Affordable housing appears to be at the forefront of her platform, which advocates for increasing tenants’ rights—”The Seattle Renters Commission is a good first step, but we can do more to help renters”—preventing evictions, “exponentially” expanding Seattle’s affordable housing, and implementing taxes to “deter corporate and non-resident real estate speculation.”

Moon’s platform also calls for exploring “missing middle” housing options, like duplexes, ADUs, and co-housing—named so because they’re a middle-of-the-road option between single-family homes and super-dense apartments. Some, including Sightline Institute, have found Seattle’s investment in these solutions inadequate.

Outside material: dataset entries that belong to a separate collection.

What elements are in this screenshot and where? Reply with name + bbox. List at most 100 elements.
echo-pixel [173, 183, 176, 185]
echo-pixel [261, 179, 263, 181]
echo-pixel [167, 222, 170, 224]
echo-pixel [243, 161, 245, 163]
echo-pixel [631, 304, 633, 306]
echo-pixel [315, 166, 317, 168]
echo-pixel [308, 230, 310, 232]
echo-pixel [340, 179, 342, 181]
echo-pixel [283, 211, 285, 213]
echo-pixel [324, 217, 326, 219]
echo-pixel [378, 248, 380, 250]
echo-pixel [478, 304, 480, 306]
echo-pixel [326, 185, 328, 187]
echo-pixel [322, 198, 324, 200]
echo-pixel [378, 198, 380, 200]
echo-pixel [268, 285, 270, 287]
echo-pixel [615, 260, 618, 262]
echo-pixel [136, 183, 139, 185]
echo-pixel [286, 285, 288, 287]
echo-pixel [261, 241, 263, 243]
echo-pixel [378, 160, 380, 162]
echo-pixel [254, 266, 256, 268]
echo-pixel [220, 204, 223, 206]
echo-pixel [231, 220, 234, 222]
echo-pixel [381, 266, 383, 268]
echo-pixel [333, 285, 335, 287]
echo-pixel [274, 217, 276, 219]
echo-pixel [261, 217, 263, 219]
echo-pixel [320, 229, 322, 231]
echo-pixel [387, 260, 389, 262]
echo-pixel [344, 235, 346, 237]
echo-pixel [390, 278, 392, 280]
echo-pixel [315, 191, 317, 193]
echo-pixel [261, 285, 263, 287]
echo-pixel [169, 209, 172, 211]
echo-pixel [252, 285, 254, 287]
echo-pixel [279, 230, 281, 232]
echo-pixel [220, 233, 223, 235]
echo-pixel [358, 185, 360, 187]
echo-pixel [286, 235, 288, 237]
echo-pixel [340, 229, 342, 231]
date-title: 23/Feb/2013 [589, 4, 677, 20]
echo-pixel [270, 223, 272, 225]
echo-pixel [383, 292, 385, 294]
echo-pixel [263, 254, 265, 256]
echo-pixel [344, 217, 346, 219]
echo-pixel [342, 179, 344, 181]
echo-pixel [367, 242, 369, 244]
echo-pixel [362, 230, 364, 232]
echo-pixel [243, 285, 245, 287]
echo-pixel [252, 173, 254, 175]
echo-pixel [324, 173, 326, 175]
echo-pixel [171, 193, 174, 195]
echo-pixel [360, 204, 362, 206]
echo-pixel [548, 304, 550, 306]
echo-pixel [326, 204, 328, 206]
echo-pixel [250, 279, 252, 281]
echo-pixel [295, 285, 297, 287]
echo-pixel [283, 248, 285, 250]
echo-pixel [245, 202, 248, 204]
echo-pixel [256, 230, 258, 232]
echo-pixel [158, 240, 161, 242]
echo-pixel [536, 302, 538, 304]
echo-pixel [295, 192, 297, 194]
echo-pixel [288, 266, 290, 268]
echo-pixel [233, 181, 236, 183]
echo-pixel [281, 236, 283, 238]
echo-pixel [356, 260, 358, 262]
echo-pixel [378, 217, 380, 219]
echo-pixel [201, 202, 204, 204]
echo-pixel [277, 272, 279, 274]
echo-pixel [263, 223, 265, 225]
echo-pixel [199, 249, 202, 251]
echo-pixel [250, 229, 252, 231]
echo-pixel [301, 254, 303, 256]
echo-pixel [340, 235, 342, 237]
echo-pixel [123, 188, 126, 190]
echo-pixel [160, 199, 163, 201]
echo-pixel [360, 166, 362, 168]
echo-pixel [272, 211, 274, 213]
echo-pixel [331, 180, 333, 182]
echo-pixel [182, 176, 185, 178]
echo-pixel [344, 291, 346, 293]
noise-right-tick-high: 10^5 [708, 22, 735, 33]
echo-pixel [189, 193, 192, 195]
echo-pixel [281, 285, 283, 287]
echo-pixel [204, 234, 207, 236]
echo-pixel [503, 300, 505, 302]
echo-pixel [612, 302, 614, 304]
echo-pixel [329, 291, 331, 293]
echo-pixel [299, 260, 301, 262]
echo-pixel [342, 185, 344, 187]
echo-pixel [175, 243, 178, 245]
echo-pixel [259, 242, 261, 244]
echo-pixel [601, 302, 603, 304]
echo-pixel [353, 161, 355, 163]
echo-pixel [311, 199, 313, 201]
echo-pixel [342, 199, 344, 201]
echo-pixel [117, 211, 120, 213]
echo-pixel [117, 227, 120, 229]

She also advocates expanding public and nonprofit housing—also a key part of mayoral candidate Nikkita Oliver’s platform.

Moon calls for addressing affordable housing and transportation together.

“Working people are being pushed out of Seattle to chase affordable housing in places that are not served by transit, which leaves them isolated from their communities and services,” says Moon’s website.

Her proposed solutions call for more bus lanes, making walking and biking more viable, mitigating bus traffic equitably, and recognizing the rights of people with disabilities.

Homelessness is also a hot-button issue in this year’s mayoral race. She says she’ll prioritize long-term, supportive housing and provide more low-barrier shelters while addressing immediate needs and root causes.

Moon is the second opponent, along with former mayor Mike McGinn, to jump into the mayoral race since a lawsuit surfaced against current mayor Ed Murray, alleging he’d sexually abused a teenager in the ‘80s. Murray has denied that claim, as well as similar allegations by two other men.

Other candidates include attorney and educator Oliver, who is running as a People’s Party candidate, and safe-streets advocate Andres Salomon.

Both McGinn and Moon’s platform call for reversing Seattle’s reliance on regressive taxes, which hit poorest communities the hardest. Moon, specifically, calls for a tax on luxury real estate and a capital gains tax.